The proposed transaction to divest up to 50 per cent of Essel’s holding to such a partner, is expected to address Essel Group's capital allocation priorities and will allow ZEEL shareholders to capture the full value of India’s largest entertainment broadcaster with an ever strengthening bouquet.”
Essel has appointed Goldman Sachs Securities (India) its investment banker and New York-based boutique investment bank LionTree, which specialises in mergers and acquisitions, international strategic advisor for this exercise.
Essel expects the outcome of the strategic review to be concluded by March-April next year.
The changing media landscape, technological advancements and convergence are some of the reasons the promoters decided to undertake the strategic review of shareholding. Chandra and his family, along with advisors, had met during the Diwali weekend to undertake a strategic review of its businesses. The family realised it needed “to accelerate efforts to stay ahead of fast-changing trends”.
The ZEEL promoters identified two main gaps in the business — investment in technology in an era of convergence and access to the global stage.
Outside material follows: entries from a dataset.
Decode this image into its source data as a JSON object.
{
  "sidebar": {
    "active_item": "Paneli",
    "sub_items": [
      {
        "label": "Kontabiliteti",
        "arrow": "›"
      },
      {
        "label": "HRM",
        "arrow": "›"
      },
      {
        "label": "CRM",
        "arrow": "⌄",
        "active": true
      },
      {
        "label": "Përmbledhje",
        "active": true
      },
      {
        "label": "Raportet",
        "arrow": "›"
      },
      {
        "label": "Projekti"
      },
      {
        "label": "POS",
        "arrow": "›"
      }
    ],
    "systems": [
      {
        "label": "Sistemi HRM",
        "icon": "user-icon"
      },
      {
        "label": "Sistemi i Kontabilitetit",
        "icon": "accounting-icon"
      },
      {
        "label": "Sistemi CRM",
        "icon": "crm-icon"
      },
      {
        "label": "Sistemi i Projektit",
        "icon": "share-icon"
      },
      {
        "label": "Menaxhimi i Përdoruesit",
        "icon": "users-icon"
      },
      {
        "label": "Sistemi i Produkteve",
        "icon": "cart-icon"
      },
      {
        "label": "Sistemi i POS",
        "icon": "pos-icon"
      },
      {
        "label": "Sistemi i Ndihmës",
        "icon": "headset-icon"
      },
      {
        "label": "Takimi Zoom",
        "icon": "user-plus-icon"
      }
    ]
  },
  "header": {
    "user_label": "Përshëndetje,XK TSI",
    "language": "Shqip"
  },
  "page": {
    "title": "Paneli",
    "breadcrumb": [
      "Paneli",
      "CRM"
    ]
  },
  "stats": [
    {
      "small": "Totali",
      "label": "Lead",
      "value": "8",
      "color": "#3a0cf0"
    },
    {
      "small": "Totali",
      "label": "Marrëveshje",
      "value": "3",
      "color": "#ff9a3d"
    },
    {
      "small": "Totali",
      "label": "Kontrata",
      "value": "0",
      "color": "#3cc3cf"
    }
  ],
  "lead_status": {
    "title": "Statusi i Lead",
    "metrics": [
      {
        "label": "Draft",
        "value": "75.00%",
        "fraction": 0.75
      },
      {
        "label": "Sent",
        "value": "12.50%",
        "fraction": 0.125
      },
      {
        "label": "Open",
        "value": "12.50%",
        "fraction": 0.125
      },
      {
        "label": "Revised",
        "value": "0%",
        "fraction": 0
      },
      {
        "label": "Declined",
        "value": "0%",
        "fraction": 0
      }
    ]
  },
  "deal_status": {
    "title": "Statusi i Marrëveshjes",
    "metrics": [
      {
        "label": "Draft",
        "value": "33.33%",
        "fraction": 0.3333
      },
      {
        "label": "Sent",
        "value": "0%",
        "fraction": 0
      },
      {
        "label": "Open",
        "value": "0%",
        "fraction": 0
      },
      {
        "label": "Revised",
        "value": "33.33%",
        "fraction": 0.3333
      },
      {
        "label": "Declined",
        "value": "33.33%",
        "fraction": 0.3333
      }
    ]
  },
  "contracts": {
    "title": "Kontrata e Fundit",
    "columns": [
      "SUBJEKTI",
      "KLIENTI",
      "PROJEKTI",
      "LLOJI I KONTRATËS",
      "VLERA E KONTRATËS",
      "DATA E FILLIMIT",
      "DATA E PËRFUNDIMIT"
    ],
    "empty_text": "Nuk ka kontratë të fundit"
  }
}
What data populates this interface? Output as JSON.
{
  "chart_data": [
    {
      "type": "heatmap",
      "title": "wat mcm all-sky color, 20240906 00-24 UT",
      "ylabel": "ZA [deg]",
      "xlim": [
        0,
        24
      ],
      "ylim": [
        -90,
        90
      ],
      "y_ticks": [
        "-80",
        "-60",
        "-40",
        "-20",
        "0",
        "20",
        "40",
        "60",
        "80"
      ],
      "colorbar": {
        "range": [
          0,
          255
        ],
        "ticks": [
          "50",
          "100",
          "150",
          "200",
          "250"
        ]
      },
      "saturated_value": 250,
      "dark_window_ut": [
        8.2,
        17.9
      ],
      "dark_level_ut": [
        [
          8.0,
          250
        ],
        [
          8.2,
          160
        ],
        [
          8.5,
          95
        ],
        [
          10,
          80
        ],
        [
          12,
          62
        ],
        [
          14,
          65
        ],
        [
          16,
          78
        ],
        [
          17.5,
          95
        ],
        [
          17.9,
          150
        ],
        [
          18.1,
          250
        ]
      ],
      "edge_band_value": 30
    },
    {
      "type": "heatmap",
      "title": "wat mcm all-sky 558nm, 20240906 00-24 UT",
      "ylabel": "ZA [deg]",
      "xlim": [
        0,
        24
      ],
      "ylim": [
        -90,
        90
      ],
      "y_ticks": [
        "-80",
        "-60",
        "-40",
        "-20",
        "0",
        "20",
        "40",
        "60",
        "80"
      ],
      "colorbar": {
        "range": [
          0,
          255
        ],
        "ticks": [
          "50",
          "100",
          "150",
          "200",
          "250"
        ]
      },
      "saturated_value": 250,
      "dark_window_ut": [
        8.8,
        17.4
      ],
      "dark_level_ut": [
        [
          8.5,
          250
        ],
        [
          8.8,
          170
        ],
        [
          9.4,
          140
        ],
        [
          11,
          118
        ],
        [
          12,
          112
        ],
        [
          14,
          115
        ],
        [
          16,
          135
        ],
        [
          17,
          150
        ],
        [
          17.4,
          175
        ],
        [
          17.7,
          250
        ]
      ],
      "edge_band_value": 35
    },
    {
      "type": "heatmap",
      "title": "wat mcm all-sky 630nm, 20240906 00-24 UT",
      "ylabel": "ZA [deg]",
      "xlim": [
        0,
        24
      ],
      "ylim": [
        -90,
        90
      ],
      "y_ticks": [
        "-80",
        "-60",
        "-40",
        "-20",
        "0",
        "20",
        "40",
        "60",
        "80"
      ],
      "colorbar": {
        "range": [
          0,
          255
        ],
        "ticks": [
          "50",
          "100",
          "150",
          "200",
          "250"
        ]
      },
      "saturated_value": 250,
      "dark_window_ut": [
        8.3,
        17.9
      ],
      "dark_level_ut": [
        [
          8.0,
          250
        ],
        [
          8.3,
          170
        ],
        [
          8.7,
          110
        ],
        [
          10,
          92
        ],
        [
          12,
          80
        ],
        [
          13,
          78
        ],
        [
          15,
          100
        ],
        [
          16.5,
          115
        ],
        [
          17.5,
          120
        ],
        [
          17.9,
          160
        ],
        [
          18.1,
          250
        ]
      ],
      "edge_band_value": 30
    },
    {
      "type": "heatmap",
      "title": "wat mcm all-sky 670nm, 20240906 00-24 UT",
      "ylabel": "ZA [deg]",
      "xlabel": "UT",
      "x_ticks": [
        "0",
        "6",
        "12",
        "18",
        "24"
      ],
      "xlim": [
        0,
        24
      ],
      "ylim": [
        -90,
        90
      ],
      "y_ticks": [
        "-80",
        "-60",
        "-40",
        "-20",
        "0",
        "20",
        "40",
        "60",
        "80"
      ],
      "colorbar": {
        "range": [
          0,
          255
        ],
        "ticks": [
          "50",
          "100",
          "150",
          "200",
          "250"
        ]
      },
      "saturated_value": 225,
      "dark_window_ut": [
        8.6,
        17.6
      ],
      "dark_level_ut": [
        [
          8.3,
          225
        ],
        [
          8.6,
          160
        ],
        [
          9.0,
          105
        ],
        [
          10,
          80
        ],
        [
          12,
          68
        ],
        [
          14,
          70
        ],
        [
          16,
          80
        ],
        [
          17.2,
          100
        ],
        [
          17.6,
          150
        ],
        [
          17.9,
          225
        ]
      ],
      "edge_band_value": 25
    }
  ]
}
The company is thus focusing on a strategic partner which has a strong presence in the global media and entertainment tech space.
“We hope this transaction will meet the objectives of the Essel Group as well as the minority shareholders of ZEEL …. Regardless of the outcome of this exercise, Essel is committed to create significant long term value in ZEEL,” the statement added.
Managing Director and Chief Executive Officer Punit Goenka said: “While we could have acquired a tech company, it would have taken several more years of investment to catch up and compete with global players. Instead, we feel that partnering one of the leaders will give us better and faster access to their technological capabilities and the global market, while ZEEL in turn can provide the partner access to the Indian market.” He added ZEEL was in talks with potential partners through investment bankers.
Punit Goenka and Amit Goenka, chief executive officer, international broadcast business, ZEEL, are Subhash Chandra’s sons.
The promoters' meeting had noted that with the current 1.3 billion viewers globally and close to 50 million digital viewers growing at a fast pace, ZEEL is well placed to benefit from current market trends due to its strong brand and bouquet of domestic and international channels. Adding to that strength, its OTT platform ZEE5 will further enable the company to leverage the benefits of changing video consumption trends, contributing significantly over the coming years.
The management of ZEEL under Punit and Amit Goenka has been well appreciated by all stakeholders and reflected in the performance of the company, the statement said. Speaking on where the business stands today, Jawahar Goel said: "Punit and Amit have made the right sustainable investments for the future and the business is growing ahead on all fronts in a focused and disciplined way.” Goel, chairman and managing director of group company Dish TV, is Subhash Chandra’s younger brother.
ZEEL reported revenues of Rs 16.77 billion for the quarter ended September 2018, while the net profit stood at Rs 3.77 billion.
When asked if the move to divest promoter stake is also a way to prepare for the emergence of Reliance Jio as a competitor in the distribution and entertainment space, Punit Goenka said, “We have had competitors with deep pockets earlier as well. Fox (Star India) had deep pockets and so did Viacom (Viacom18 in India). This move is more about getting access to global technology and evolving into a media tech company as efficiently as possible.”